"We want to be a 5G-only business," T-Mobile's networking chief, Neville Ray, said during an appearance at an investor event Friday.
T-Mobile took a big step toward that goal Friday
by shutting down Sprint's aging 3G CDMA network and concurrently shifting some of T-Mobile's voice traffic onto its growing 5G network, Ray said. The move to introduce Voice over 5G New Radio technology, or VoNR, puts T-Mobile on the bleeding edge of 5G, considering the vast majority of 5G network operators across the globe haven't yet commercially added VoNR.
However, Ray declined to speculate when T-Mobile would fully complete its shift away from 3G and 4G in order to operate solely on 5G.

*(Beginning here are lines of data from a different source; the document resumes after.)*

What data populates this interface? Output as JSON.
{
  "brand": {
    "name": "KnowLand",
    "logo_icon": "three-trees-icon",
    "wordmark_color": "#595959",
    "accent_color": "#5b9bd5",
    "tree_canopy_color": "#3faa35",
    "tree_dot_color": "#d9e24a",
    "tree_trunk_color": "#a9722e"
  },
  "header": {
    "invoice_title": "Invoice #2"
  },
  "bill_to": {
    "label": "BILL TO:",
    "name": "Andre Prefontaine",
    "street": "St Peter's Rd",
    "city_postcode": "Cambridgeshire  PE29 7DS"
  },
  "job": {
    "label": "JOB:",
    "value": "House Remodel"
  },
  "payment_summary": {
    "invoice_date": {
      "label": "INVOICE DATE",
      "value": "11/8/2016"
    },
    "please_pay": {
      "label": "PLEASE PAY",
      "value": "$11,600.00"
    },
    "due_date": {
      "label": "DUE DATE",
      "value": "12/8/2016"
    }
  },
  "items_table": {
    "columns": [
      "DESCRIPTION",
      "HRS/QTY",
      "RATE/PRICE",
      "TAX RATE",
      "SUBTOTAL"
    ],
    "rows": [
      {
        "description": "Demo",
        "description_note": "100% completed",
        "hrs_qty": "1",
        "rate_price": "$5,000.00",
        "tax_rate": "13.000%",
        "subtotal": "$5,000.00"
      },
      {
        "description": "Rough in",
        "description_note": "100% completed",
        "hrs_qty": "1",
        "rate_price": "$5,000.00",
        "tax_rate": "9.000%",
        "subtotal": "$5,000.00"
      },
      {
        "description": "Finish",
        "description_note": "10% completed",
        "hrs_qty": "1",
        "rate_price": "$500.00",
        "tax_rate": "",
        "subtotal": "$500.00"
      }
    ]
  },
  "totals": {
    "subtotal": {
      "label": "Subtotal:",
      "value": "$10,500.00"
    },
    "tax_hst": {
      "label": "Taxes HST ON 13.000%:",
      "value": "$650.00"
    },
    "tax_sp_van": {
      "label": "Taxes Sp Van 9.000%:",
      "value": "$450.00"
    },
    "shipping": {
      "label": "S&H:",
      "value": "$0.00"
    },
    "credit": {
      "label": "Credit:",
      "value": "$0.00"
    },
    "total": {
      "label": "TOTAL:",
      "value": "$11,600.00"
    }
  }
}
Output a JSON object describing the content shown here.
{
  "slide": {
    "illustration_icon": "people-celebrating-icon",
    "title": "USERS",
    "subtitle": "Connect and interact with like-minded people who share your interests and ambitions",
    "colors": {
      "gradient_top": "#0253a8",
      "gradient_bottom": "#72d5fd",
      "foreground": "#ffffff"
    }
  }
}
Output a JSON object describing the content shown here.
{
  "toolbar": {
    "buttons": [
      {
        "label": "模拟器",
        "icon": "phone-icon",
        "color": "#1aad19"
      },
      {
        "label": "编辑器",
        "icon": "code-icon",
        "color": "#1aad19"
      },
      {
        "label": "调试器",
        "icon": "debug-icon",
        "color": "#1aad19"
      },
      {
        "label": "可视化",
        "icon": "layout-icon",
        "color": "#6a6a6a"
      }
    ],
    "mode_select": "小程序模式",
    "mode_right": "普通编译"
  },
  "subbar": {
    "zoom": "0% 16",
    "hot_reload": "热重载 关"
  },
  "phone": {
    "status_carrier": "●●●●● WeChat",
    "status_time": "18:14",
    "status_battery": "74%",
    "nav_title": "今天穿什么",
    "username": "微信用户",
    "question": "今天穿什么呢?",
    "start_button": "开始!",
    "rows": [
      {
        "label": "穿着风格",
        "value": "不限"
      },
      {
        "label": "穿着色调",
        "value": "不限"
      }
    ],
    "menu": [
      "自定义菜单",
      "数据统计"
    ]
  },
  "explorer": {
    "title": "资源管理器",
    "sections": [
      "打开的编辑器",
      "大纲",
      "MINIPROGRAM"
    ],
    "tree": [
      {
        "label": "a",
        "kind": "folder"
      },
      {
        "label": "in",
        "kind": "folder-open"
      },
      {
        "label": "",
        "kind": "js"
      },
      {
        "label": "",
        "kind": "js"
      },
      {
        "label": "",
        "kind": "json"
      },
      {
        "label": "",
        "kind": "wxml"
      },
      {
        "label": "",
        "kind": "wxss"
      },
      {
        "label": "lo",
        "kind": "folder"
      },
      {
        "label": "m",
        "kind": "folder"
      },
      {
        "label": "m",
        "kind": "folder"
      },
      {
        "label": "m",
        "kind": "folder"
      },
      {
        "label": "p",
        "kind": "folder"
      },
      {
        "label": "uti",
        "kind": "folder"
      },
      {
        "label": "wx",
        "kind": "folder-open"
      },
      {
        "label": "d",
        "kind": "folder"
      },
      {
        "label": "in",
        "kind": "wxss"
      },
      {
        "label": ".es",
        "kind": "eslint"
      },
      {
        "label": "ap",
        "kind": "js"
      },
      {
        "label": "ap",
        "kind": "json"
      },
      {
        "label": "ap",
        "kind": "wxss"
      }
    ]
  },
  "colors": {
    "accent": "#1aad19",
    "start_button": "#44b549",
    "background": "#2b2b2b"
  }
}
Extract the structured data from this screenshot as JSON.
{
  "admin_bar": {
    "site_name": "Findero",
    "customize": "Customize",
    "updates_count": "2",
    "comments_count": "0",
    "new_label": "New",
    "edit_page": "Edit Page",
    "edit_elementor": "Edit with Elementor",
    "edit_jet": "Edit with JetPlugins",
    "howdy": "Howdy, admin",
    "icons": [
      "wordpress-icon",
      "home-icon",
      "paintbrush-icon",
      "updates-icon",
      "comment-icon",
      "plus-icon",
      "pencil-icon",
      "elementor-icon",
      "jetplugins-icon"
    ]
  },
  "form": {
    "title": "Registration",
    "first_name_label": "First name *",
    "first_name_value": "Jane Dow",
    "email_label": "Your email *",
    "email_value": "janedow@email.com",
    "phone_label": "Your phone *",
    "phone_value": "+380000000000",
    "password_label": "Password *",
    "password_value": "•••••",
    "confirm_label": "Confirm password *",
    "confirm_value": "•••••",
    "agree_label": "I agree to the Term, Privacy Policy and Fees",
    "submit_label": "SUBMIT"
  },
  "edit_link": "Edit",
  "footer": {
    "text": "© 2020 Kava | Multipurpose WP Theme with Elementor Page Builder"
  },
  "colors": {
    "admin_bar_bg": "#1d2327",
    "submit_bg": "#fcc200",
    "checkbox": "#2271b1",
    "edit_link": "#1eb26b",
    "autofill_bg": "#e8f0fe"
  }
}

"We're driving hard to that 5G vision," he said. "We're really pushing the 5G envelope."
Voice calling over 5G
T-Mobile said it is offering VoNR in "limited areas" of Portland, Oregon, and Salt Lake City and plans to expand the service to more areas this year and next. The service is currently available only on the Samsung Galaxy S21 smartphone.
Ray credited T-Mobile vendors including Nokia, Ericsson, Qualcomm and Samsung for the launch. He said 5G VoNR call setup times will be faster than on 4G, but the call quality will be relatively similar to 4G Voice over LTE, or VoLTE.
VoNR requires the "standalone" version of 5G. T-Mobile launched Standalone (SA) 5G almost two years ago. Both Verizon and AT&T had planned to launch the SA version of 5G in 2020, but neither has yet done so. Verizon has said it expects to begin moving traffic onto its SA core later this year, but AT&T has provided no firm SA launch date.
T-Mobile joins Dish Network in launching VoNR. However, Dish doesn't operate a 4G network.
Dish officials said in February that the company has struggled to implement VoNR, partly due to the complexities involved in supporting emergency services like 911.
However, in a recent conversation with Light Reading, Dish's Sidd Chenumolu, VP of technology development, said that the company has rolled out VoNR onto its 5G network. Chenumolu explained that the operator views VoNR as another data service running on top of the network. He added that it would be relatively easy for Dish to introduce other voice calling protocols, such as Microsoft Teams, on top of its network, if customers want such services.